1. Photovoltaic Array Output Characteristics
1.1 Mathematical Model of PV Cell
The single-diode equivalent circuit model describes PV cell behavior:
$$I = I_{ph} – I_o\left[\exp\left(\frac{q(V + IR_s)}{nKT_j}\right) – 1\right] – \frac{V + IR_s}{R_{sh}}$$
Simplified for practical applications:
$$I \approx I_{ph} – I_o\left[\exp\left(\frac{q(V + IR_s)}{nKT_j}\right) – 1\right]$$
Where temperature-dependent parameters are defined as:
$$I_{ph} = I_{sc}\left[1 + \alpha(T – T_{ref})\right]\frac{G}{G_{ref}}$$
$$I_o = \beta T^3 \exp\left(-\frac{E_g}{kT}\right)$$
| Parameter | Description | Value |
|---|---|---|
| \(I_{sc}\) | Short-circuit current | 7.84A |
| \(V_{oc}\) | Open-circuit voltage | 36.3V |
| \(P_{max}\) | Maximum power | 213W |
| \(n\) | Ideality factor | 1.3-1.5 |
1.2 Partial Shading Characteristics
Under partial shading conditions, the P-U curve exhibits multiple local maxima:
$$P_{array} = \sum_{i=1}^N V_i \cdot \min(I_{1}, I_{2}, …, I_{N})$$
| Module | Uniform (W/m²) | Pattern 1 (W/m²) | Pattern 2 (W/m²) |
|---|---|---|---|
| PV1 | 1000 | 1000 | 800 |
| PV2 | 1000 | 900 | 700 |
| PV3 | 1000 | 800 | 600 |
| PV4 | 1000 | 700 | 500 |

2. Hybrid MPPT Algorithm Design
2.1 Enhanced Cuckoo Search Algorithm
Improved initialization strategy for population distribution:
$$x_i^{init} = V_{min} + \frac{i}{N}(V_{max} – V_{min}) \quad i=1,2,…,N$$
Adaptive discovery probability:
$$P_a = 0.25 + 0.1 \cdot \frac{t}{t_{max}}$$
Modified Lévy flight step size:
$$L(\lambda) = \frac{\phi \cdot \mu}{|v|^{1/\beta}} \cdot (x_i – x_{best})$$
$$\phi = \left[\frac{\Gamma(1+\beta) \cdot \sin(\pi\beta/2)}{\Gamma((1+\beta)/2) \cdot \beta \cdot 2^{(\beta-1)/2}}\right]^{1/\beta}$$
2.2 Variable-step P&O Integration
Switching condition:
$$\Delta P/P_{max} < 1\% \quad \text{and} \quad \Delta V < 0.5V$$
Adaptive step size calculation:
$$\delta V = \delta_{min} + k \cdot \left|\frac{dP}{dV}\right|$$
$$k = 0.05 \cdot \frac{V_{oc}}{P_{max}}$$
3. Simulation Results and Analysis
MATLAB/Simulink simulation parameters:
| Parameter | Value |
|---|---|
| Array Configuration | 5S4P |
| Simulation Time | 2s |
| Sampling Frequency | 10kHz |
| DC Bus Voltage | 200V |
3.1 Uniform Irradiation Performance
Comparison of tracking characteristics:
$$t_{settle} = \frac{1}{\omega_n \zeta} \sqrt{1 – \zeta^2}$$
| Algorithm | Settling Time (s) | Overshoot (%) | Efficiency (%) |
|---|---|---|---|
| Standard CS | 0.56 | 4.2 | 98.1 |
| Proposed Method | 0.16 | 0.8 | 99.4 |
3.2 Partial Shading Performance
Multi-peak tracking results:
$$MPP_{detection} = \arg\max_{V \in [V_{min}, V_{max}]} P(V)$$
| Shading Pattern | Global MPP (W) | Tracking Time (s) | Accuracy (%) |
|---|---|---|---|
| Pattern 1 | 3360 | 0.17 | 99.2 |
| Pattern 2 | 2540 | 0.21 | 98.7 |
4. Conclusion
The hybrid MPPT algorithm demonstrates superior performance in both uniform and partial shading conditions.

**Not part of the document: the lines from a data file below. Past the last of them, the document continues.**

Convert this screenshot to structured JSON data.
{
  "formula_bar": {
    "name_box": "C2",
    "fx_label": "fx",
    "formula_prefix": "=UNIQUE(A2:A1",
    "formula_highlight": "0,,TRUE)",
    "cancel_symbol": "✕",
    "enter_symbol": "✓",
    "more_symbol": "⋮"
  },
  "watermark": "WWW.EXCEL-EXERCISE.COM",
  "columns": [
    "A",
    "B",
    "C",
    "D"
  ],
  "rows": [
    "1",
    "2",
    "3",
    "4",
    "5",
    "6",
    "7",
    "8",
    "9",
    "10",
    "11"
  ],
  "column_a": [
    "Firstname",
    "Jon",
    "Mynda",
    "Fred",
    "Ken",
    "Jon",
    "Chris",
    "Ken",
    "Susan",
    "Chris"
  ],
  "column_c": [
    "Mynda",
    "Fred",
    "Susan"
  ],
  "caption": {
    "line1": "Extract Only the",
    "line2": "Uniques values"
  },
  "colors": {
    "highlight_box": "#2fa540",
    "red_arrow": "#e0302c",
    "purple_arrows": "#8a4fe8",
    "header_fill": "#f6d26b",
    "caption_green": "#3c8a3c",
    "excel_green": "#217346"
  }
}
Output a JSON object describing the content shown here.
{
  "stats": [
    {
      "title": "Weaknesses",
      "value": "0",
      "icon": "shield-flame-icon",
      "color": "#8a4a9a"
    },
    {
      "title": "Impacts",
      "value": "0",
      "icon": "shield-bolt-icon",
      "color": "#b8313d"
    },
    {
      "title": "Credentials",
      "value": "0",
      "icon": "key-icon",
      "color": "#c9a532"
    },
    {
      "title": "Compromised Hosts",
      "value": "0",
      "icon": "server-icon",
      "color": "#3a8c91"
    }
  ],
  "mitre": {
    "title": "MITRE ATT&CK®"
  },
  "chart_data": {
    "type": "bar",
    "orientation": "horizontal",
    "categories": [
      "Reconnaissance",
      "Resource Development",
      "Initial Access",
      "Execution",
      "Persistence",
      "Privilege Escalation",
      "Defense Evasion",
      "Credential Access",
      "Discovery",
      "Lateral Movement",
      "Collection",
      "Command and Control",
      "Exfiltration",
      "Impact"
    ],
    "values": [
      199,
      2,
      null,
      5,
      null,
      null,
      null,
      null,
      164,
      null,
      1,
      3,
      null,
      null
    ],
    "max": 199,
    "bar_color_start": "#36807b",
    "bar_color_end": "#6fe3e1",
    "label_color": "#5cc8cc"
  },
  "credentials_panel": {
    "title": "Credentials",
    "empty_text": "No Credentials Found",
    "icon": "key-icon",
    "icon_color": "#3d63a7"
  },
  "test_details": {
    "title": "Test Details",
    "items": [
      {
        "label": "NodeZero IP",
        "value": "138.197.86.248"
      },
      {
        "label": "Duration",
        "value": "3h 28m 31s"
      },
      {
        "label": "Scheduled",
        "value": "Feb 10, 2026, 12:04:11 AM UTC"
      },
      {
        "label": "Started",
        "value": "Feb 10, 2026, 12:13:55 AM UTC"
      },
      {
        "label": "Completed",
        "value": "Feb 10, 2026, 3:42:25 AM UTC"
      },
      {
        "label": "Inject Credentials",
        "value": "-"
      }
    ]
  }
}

Key improvements include:
- 63% faster convergence compared to standard cuckoo search
- Power oscillation reduction from ±15W to ±1W
- 98.5% average tracking accuracy under dynamic shading
This research provides an effective solution for maximizing energy harvest in partially shaded PV systems through intelligent algorithm integration and adaptive control strategies.